TPAS Karangrejo Disorot, Warga Desak Penutupan Usai Sanksi KLH
Foto Ist.--
RADARLAMPUNG.CO.ID – Penolakan masyarakat terhadap TPAS Karangrejo di Kecamatan Metro Utara terus bergulir menyusul keluarnya sanksi administratif dari Kementerian Lingkungan Hidup (KLH) akibat praktik open dumping yang dinilai mencemari lingkungan.
Sanksi penghentian praktik open dumping yang dijatuhkan KLH terhadap TPAS Karangrejo mendapat respons positif dari masyarakat. Warga mendesak pemerintah menutup total lokasi pembuangan sampah tersebut.
Kekecewaan warga terhadap keberadaan TPAS Karangrejo disampaikan Ketua RT 34 Kelurahan Karangrejo, Sutikno. Ia menyampaikan sejumlah janji pemerintah yang hingga kini belum dirasakan masyarakat.
“Dulu pada 2023 ada kesepakatan antara dewan dan dinas terkait. Lampu jalan menuju TPAS akan dibuat terang. Kemudian terkait kesehatan, warga sekitar TPAS akan diprioritaskan. Selain itu, ada juga janji pemberian vitamin secara berkala. Tapi sampai sekarang itu tidak pernah ada,” ujarnya, Kamis, 14 Mei 2026.
BACA JUGA:Petani Metro Selatan Desak Pemkot Tepati Janji Ganti Rugi Gagal Panen
Selain menyoroti persoalan lingkungan, Sutikno juga mengkritik pelayanan kesehatan bagi warga sekitar TPAS Karangrejo yang dinilai tidak sesuai dengan janji prioritas dari pemerintah.

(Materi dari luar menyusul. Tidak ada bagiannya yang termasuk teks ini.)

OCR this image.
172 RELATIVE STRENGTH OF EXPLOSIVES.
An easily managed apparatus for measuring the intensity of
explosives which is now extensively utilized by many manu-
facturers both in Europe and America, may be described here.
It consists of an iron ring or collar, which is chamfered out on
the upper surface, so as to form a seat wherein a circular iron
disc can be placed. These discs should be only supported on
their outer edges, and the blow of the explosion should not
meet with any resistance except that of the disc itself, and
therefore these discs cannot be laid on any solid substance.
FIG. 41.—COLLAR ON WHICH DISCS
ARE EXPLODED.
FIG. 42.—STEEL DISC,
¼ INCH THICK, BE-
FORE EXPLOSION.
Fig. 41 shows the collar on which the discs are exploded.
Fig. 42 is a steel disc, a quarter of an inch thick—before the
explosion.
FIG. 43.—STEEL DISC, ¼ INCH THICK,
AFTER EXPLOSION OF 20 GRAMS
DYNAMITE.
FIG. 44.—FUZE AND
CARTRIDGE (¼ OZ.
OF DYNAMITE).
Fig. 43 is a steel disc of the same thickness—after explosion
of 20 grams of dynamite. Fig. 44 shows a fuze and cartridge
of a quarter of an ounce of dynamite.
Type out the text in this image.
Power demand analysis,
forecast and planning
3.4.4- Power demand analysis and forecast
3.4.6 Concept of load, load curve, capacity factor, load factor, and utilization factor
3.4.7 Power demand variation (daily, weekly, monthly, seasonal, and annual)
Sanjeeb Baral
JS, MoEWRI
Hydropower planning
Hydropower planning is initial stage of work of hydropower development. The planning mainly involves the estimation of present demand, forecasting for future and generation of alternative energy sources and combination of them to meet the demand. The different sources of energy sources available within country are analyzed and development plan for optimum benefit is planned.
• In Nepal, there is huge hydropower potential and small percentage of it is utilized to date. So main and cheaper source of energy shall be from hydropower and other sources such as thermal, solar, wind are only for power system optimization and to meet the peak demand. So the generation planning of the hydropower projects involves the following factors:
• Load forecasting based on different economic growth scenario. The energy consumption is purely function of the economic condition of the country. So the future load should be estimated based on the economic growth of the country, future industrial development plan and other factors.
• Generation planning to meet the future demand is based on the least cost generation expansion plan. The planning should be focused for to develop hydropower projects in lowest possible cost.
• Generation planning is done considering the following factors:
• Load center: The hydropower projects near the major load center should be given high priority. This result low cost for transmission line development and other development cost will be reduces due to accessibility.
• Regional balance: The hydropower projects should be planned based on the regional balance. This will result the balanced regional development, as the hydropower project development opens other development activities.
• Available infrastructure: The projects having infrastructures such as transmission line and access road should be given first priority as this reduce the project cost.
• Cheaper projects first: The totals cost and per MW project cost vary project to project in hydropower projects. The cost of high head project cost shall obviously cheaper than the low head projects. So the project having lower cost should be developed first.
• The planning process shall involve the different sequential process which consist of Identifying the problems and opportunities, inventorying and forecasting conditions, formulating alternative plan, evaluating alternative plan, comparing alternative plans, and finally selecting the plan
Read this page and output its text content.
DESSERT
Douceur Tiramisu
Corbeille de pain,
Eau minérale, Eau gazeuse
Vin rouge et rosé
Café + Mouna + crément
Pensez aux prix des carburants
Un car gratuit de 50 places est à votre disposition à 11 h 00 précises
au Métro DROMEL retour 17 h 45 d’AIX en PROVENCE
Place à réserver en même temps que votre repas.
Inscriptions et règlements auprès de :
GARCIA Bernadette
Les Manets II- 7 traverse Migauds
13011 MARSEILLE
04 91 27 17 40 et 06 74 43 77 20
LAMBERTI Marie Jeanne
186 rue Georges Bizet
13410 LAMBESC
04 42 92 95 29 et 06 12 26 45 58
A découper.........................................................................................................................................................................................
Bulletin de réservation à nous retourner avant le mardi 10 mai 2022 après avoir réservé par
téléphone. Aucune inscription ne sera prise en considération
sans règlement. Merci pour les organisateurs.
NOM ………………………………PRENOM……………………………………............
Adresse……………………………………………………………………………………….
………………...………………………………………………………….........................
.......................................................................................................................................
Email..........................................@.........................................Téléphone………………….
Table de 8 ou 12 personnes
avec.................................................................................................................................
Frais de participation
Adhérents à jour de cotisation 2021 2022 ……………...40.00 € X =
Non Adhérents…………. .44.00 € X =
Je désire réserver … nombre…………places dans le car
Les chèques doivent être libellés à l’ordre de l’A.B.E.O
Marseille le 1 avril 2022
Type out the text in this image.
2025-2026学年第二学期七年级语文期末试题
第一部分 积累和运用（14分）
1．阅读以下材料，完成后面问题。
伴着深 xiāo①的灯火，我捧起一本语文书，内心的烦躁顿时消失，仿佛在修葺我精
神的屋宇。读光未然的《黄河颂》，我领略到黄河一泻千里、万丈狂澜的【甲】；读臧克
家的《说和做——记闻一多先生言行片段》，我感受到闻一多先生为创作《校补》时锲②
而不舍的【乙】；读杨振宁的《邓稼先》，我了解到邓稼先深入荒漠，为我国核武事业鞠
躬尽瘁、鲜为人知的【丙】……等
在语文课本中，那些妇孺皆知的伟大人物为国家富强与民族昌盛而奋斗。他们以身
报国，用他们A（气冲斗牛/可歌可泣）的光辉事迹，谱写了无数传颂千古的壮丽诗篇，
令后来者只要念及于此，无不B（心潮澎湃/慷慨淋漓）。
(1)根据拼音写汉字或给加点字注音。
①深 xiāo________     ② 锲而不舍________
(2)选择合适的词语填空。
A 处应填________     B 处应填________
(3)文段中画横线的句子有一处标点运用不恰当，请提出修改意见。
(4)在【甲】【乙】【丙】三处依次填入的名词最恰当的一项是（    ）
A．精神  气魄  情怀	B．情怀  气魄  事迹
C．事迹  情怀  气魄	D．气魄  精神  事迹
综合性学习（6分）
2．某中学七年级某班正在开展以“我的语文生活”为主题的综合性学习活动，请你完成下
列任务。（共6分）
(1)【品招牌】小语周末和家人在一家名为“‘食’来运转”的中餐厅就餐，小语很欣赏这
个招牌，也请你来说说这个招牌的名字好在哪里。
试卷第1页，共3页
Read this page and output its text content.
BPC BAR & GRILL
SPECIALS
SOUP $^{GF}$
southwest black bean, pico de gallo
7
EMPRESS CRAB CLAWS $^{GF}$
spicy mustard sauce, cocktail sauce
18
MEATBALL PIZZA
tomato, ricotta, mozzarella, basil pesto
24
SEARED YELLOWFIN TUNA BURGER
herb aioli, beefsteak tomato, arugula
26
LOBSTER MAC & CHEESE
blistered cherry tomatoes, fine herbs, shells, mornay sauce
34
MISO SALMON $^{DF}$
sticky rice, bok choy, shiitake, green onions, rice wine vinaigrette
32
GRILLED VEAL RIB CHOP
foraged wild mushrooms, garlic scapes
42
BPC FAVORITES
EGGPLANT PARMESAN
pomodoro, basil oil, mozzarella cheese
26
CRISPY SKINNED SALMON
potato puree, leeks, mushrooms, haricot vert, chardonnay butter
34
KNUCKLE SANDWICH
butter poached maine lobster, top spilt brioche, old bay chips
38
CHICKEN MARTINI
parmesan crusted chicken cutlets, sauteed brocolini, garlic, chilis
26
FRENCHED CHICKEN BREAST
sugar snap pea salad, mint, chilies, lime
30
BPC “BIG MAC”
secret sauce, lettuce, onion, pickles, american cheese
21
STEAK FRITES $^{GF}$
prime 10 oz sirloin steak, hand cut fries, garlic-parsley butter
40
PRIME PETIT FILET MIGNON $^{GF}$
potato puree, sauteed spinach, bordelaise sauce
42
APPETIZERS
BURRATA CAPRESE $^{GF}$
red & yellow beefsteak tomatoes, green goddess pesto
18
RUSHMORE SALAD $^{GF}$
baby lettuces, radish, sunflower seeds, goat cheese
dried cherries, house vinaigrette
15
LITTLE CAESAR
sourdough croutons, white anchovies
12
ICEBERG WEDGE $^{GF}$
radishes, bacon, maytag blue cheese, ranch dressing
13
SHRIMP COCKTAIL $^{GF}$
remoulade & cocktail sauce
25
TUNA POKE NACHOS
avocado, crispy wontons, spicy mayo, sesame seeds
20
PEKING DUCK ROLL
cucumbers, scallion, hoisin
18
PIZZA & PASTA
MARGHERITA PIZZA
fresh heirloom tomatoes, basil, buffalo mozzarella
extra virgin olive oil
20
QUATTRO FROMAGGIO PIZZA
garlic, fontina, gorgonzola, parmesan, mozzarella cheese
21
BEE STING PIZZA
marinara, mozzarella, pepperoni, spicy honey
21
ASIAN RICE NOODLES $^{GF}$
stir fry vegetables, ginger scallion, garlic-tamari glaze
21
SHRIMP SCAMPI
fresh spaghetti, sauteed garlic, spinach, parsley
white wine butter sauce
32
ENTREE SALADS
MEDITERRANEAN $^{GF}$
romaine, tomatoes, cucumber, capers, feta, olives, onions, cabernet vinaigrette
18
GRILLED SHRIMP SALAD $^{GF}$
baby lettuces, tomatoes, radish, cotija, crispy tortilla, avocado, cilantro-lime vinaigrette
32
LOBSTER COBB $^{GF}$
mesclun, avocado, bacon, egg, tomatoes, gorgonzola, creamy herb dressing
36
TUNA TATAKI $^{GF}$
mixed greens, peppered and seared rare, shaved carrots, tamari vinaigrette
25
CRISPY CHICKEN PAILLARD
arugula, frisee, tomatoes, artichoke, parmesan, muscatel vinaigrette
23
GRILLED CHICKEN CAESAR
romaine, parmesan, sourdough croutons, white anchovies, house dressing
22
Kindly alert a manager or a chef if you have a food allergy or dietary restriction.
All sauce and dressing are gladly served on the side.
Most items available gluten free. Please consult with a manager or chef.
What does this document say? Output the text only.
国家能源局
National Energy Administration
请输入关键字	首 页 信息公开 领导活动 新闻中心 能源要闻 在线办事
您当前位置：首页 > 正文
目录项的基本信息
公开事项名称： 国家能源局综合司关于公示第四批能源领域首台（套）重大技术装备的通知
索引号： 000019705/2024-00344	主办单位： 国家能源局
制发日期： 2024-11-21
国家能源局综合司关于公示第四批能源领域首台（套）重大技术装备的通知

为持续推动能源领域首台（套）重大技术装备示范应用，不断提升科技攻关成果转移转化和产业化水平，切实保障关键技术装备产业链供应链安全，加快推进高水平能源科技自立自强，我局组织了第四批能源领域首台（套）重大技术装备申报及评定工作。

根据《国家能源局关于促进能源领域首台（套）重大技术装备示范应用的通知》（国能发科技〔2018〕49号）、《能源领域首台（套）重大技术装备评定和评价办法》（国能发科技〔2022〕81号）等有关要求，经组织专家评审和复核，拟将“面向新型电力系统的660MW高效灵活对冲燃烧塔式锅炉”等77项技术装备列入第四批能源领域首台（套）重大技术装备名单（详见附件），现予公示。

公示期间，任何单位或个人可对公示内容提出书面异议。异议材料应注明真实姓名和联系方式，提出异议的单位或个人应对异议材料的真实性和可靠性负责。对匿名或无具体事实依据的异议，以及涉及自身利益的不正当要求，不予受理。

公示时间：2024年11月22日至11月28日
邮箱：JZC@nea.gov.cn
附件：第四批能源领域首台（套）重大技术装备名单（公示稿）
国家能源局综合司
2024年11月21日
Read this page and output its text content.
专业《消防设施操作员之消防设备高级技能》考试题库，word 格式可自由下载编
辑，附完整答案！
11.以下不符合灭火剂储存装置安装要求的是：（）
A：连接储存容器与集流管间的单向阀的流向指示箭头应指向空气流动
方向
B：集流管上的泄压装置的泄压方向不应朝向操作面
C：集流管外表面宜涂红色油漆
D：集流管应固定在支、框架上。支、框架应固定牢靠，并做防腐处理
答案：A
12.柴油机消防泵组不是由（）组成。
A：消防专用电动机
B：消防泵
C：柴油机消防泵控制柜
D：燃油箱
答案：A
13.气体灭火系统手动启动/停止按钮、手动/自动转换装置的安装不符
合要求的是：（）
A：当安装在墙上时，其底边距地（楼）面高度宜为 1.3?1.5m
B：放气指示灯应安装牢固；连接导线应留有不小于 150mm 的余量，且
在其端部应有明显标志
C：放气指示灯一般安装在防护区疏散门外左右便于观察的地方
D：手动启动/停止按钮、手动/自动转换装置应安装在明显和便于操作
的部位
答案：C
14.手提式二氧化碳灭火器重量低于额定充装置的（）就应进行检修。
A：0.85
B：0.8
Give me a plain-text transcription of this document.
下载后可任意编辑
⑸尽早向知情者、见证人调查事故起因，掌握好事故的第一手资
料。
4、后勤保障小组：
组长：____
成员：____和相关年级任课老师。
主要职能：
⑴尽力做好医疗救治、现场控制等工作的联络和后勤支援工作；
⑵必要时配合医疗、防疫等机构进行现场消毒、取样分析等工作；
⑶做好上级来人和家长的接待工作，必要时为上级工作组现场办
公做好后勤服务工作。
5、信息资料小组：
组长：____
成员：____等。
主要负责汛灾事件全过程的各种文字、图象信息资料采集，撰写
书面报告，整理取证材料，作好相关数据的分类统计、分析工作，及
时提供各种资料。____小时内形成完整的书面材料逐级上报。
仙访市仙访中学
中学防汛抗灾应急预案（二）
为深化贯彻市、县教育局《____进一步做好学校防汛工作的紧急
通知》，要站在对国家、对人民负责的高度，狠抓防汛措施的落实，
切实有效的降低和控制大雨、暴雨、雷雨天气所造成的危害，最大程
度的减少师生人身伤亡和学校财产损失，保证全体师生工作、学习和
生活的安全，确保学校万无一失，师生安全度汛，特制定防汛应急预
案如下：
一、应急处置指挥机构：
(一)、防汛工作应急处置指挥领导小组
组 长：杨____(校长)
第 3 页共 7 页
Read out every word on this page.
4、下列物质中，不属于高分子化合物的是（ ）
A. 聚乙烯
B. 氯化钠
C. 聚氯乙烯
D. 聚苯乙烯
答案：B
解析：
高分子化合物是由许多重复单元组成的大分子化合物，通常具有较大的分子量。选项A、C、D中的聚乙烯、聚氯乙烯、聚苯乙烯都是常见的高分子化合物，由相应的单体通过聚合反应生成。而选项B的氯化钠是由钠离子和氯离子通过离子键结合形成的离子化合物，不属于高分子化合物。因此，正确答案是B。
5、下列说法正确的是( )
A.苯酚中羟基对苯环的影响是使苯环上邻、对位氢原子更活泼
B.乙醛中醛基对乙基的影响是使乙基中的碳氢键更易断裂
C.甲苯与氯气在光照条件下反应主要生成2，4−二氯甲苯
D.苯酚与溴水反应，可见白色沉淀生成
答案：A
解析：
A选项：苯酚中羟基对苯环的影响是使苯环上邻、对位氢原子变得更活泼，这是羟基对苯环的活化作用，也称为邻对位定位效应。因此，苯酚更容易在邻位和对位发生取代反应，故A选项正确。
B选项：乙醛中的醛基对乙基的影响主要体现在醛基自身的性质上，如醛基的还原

“Bahkan lampu banyak yang mati. Dulu juga ada rencana pembangunan taman, tapi sampai sekarang tidak ada realisasinya. Janji pembersihan lingkungan di sekitar juga belum dilakukan. Saat warga hendak berobat ke rumah sakit, meski dijanjikan diprioritaskan, kenyataannya tetap dipersulit hingga berhari-hari,” jelasnya.
BACA JUGA:Pemprov Lampung Mulai Perbaiki Jalan Pattimura Metro, Anggaran Capai Rp9,3 Miliar
Sutikno menilai suara warga selama ini seolah tidak pernah benar-benar didengar pemerintah. Ia menyebut berbagai keluhan masyarakat hanya dianggap formalitas tanpa tindak lanjut nyata.
“Komitmennya itu bagaimana? Ini benar-benar terjadi, lho. Apakah itu hanya formalitas? Kami ini hanya rakyat kecil. Kalau mengadu hanya dianggap angin lalu. Ini belum pernah terealisasi sama sekali,” tegasnya.
Keluhan serupa disampaikan Suwantoro. Ia mengaku kondisi lingkungan di sekitar TPAS Karangrejo semakin mengganggu kehidupan warga, terutama akibat bau menyengat dan serbuan lalat yang terjadi hampir setiap hari.
“Yang kami rasakan bukan sehari dua hari, setahun dua tahun, tapi sudah berpuluh-puluh tahun,” tandasnya.
Karena itu, ia meminta pemerintah menutup total TPAS Karangrejo. Ia juga menyoroti kondisi akses jalan menuju TPAS yang dinilai buruk dan membahayakan pengguna jalan.
“Saya harap bapak-bapak ini dapat mengerti perasaan kami. Kami maunya TPAS Karangrejo ini ditutup. Tidak ada kata lain, pokoknya permintaan warga semuanya ditutup,” tegasnya.